If one of you puts in a much larger deposit, tenants in common with a declaration of trust is usually the safer structure. A declaration of trust, also called a deed of trust, is a legal document that records exactly who owns what and how the proceeds are split on a sale: it can protect the larger deposit, set out who pays what toward the mortgage, and say what happens if one of you wants out.

Consider a couple buying a £300,000 home where one contributes a £45,000 deposit and the other £15,000, with the rest on a joint mortgage. Holding as joint tenants would treat them as equal owners, so a later sale or split could hand half the gain to the person who put in a quarter of the cash. A declaration of trust recording the true contributions avoids that. Work out each person's realistic share of the borrowing with the mortgage affordability calculator before you set the split.

How to choose, and how to change it

Married or in a stable long-term partnership with a shared estate, and joint tenants is often the simplest choice: the home passes cleanly to the survivor. Buying with unequal money, with a friend, or with children from another relationship to protect, and tenants in common with a declaration of trust usually fits better.

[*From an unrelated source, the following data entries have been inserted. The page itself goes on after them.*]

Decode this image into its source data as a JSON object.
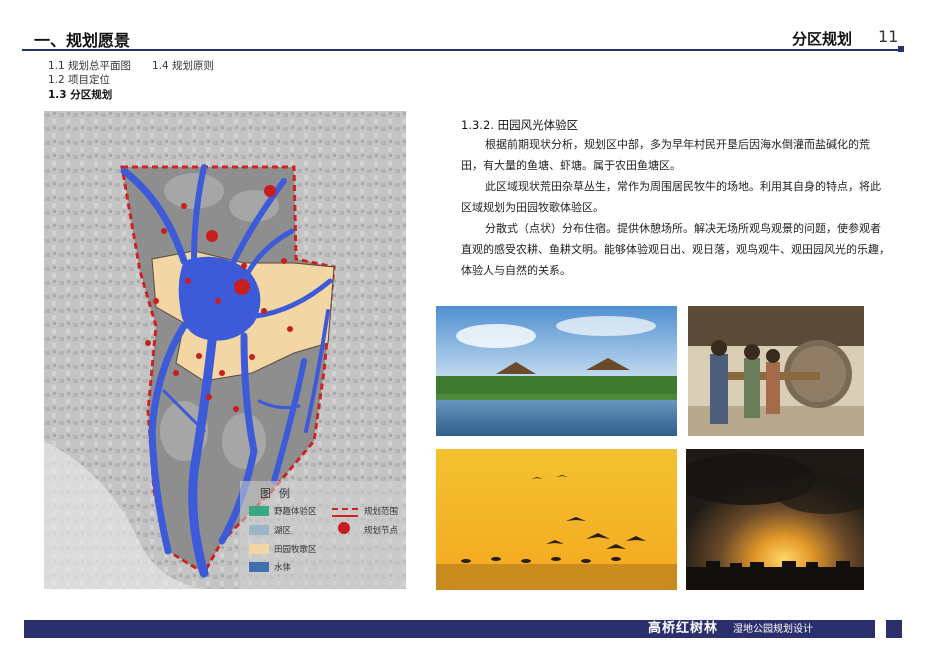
{
  "header": {
    "section_title": "一、规划愿景",
    "page_label": "分区规划",
    "page_number": "11"
  },
  "nav": {
    "row1": [
      {
        "label": "1.1  规划总平面图"
      },
      {
        "label": "1.4  规划原则"
      }
    ],
    "item_12": "1.2  项目定位",
    "item_13": "1.3  分区规划"
  },
  "legend": {
    "title": "图例",
    "items": [
      {
        "label": "野趣体验区",
        "color": "#3aa882"
      },
      {
        "label": "湖区",
        "color": "#9bb6c6"
      },
      {
        "label": "田园牧歌区",
        "color": "#f2d7a4"
      },
      {
        "label": "水体",
        "color": "#3f6fae"
      },
      {
        "label": "规划范围",
        "color": "#cc2222"
      },
      {
        "label": "规划节点",
        "color": "#c81e1e"
      }
    ]
  },
  "content": {
    "heading": "1.3.2. 田园风光体验区",
    "paragraphs": [
      "根据前期现状分析，规划区中部，多为早年村民开垦后因海水倒灌而盐碱化的荒田，有大量的鱼塘、虾塘。属于农田鱼塘区。",
      "此区域现状荒田杂草丛生，常作为周围居民牧牛的场地。利用其自身的特点，将此区域规划为田园牧歌体验区。",
      "分散式（点状）分布住宿。提供休憩场所。解决无场所观鸟观景的问题，使参观者直观的感受农耕、鱼耕文明。能够体验观日出、观日落，观鸟观牛、观田园风光的乐趣，体验人与自然的关系。"
    ]
  },
  "colors": {
    "brand_navy": "#2c2f6e",
    "water_blue": "#3d5bd9",
    "pastoral_zone": "#f2d7a4",
    "boundary_red": "#cc2222"
  },
  "footer": {
    "brand": "高桥红树林",
    "subtitle": "湿地公园规划设计"
  }
}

You are not locked in. You can convert a joint tenancy into a tenancy in common at any time by serving a notice of severance, which people often do after a separation or a change in circumstances. It is also worth pairing tenants in common with up-to-date wills, since your share only goes where you intend if your will says so. If protecting each other financially matters, look at whether cover would clear the mortgage on a death using the life insurance calculator.

Common questions

What is the difference between joint tenants and tenants in common?
Joint tenants own the whole property together, and if one dies their share passes automatically to the survivor regardless of any will. Tenants in common each own a defined share, equal or unequal, that passes under their will. The first keeps the home with the survivor; the second lets you leave your share to anyone.
Which is better if we put in different deposits?
Tenants in common, backed by a declaration of trust. It records who contributed what and how the sale proceeds split, so a larger deposit is protected. Joint tenants treats you as equal owners, which could hand half the value to the person who put in far less if you sell or separate.
What is a declaration of trust?
A legal document, also called a deed of trust, that sets out each owner's share of a property and how the proceeds are divided on sale. It is used with a tenancy in common to protect unequal deposits, record who pays the mortgage, and define what happens if one owner wants to sell.
Can we change from joint tenants to tenants in common later?
Yes. You can convert a joint tenancy into a tenancy in common at any time by serving a notice of severance, which is common after a separation or a change in circumstances. Once you are tenants in common, make sure your wills are up to date, because your share then passes under your will rather than to the survivor.

Guidance and education, not regulated financial advice.